Itali Heide
Mientras pasa otro madrugón de cumplir con las fechas de entrega que parecen nunca cesar, intriga la cuestión de lo verdaderamente sobrecargada de trabajo que se ha vuelto la sociedad. No es que el trabajo sea algo malo -motiva, impulsa la creación, la imaginación y fomenta los logros-, pero es innegable que el ser humano moderno ha aceptado el hecho de trabajar horas y horas y horas y horas como parte de su existencia.
El problema a resolver no es sacar a la fuerza laboral para que todos puedan pasar los días acostados viendo la televisión, sin levantar ni siquiera la voz, sino las trampas que lleva consigo la inevitable explotación laboral que vive muchísima gente de día a día. Mientras que los salarios han bajado, el costo de la vida ha subido, y aquellos que no tienen la suerte de tener un apartamento extra en reserva, difícilmente encontrarán un trabajo que cubra el costo de vivir en uno, por no hablar de la salud, el entretenimiento y la seguridad que aporta tener de qué vivir.
Más allá de la evidente escasez de empleo que ha golpeado al mundo, mientras se sigue sobre poblando el planeta y nos aferramos a un sistema capitalista que no sirve para la existencia futura de la humanidad, los espacios que habitamos están plagados de gente sobrecargada de trabajo en máquilas, oficinas, salones, laboratorios, tiendas y fábricas. Muchos ganan solamente el salario mínimo (y con suerte), haciendo el trabajo máximo. ¿Cómo podemos respetar a un país que paga centavos por trabajos que provocan dolores de espalda, manos encallecidas, mentes insufribles y pies hinchados? Parece inhumano permitirlo, y sin embargo no es nada fuera de lo común en este país.

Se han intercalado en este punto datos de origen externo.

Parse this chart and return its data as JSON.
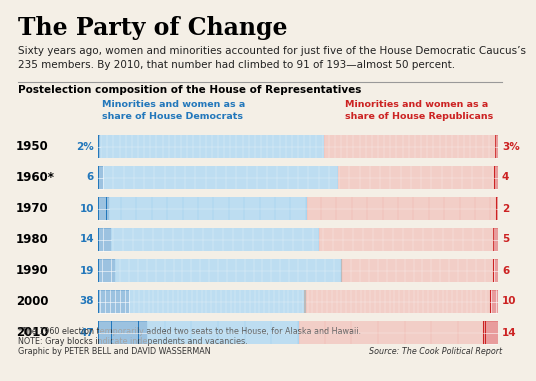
{
  "title": "The Party of Change",
  "subtitle": "Sixty years ago, women and minorities accounted for just five of the House Democratic Caucus’s\n235 members. By 2010, that number had climbed to 91 of 193—almost 50 percent.",
  "section_label": "Postelection composition of the House of Representatives",
  "left_legend": "Minorities and women as a\nshare of House Democrats",
  "right_legend": "Minorities and women as a\nshare of House Republicans",
  "years": [
    "1950",
    "1960*",
    "1970",
    "1980",
    "1990",
    "2000",
    "2010"
  ],
  "dem_minority": [
    2,
    6,
    10,
    14,
    19,
    38,
    47
  ],
  "dem_minority_labels": [
    "2%",
    "6",
    "10",
    "14",
    "19",
    "38",
    "47"
  ],
  "dem_other": [
    261,
    257,
    185,
    229,
    251,
    211,
    146
  ],
  "rep_other": [
    199,
    172,
    177,
    192,
    167,
    222,
    178
  ],
  "rep_minority": [
    3,
    4,
    2,
    5,
    6,
    10,
    14
  ],
  "rep_minority_labels": [
    "3%",
    "4",
    "2",
    "5",
    "6",
    "10",
    "14"
  ],
  "gray_dem": [
    0,
    0,
    0,
    0,
    1,
    2,
    0
  ],
  "gray_rep": [
    0,
    0,
    0,
    0,
    1,
    0,
    0
  ],
  "color_dem_dark": "#2277bb",
  "color_dem_light": "#aad4ee",
  "color_rep_dark": "#cc2222",
  "color_rep_light": "#f0c0b8",
  "color_gray": "#bbbbbb",
  "color_bg": "#f4efe6",
  "footnote1": "*The 1960 election temporarily added two seats to the House, for Alaska and Hawaii.",
  "footnote2": "NOTE: Gray blocks indicate independents and vacancies.",
  "footnote3": "Graphic by PETER BELL and DAVID WASSERMAN",
  "source": "Source: The Cook Political Report"
}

Estar sobrecargado de trabajo, mal pagado, sobreestimulado y excesivamente cansado son los elementos básicos de la existencia humana en este momento. Incluso las cosas destinadas a mantener a la gente feliz reflejan los fugaces momentos de emoción que el materialismo y el consumo les permiten. El dinero se ha convertido, sin duda, en la herramienta más poderosa del mundo para adquirir lo que se considera <felicidad>, aunque si miráramos en profundidad, ninguna compra podría llenar el hueco que se reserva para la autenticidad pura de cada persona.
Sin embargo, el dinero es un tema difícil de abarcar cuando se ve desde la perspectiva realista: realmente, sí puede contribuir a la felicidad de las personas. Comprarse un Ferrari no resolverá un hoyo existencial, pero poder pagar la renta, la luz, el internet, comida para el mes, un poco para ahorrar y lo suficiente para divertirse seguro que sí aporta un sentimiento de seguridad y paz que ninguna compra puede reemplazar. El dinero no es felicidad, pero es imposible alcanzar la paz sin ella (desafortunadamente).
Aunque la felicidad es una estrella fugaz que se va tan rápido como llega, imposible de atrapar y conservar durante mucho tiempo, la sociedad debe esforzarse por crear un país en el que estar contento, seguro y a salvo es la norma. Para que el capitalismo sobreviva, debe establecer la empatía como su motivador. Tiene que apartar el foco de atención del consumidor y dirigirlo hacia sus trabajadores, viendo a todos como seres humanos con necesidades, turbulencias, cambios y sueños incumplidos. Debe entonces darles las herramientas para que puedan hacer frente a las necesidades, tener tiempo para las turbulencias, adaptarse a los cambios y perseguir los sueños que van más allá de su trabajo diario.
En el mundo ideal, todos deberían tener tres cosas: tiempo, dinero y salud. Tiempo para jugar, descubrir, experimentar y reflexionar. Dinero para sobrevivir, comer, invertir y dormir. Salud para respirar, mirar y recordar que estamos vivos. Que todas las personas del mundo puedan acceder de alguna manera a estos tres derechos humanos parece una imposibilidad en un futuro próximo, debido a nuestra forma de consumo y a la destrucción activa del planeta, pero nunca está de más mantener la esperanza y planificar un futuro que sí ponga la empatía humana por encima de todo lo demás.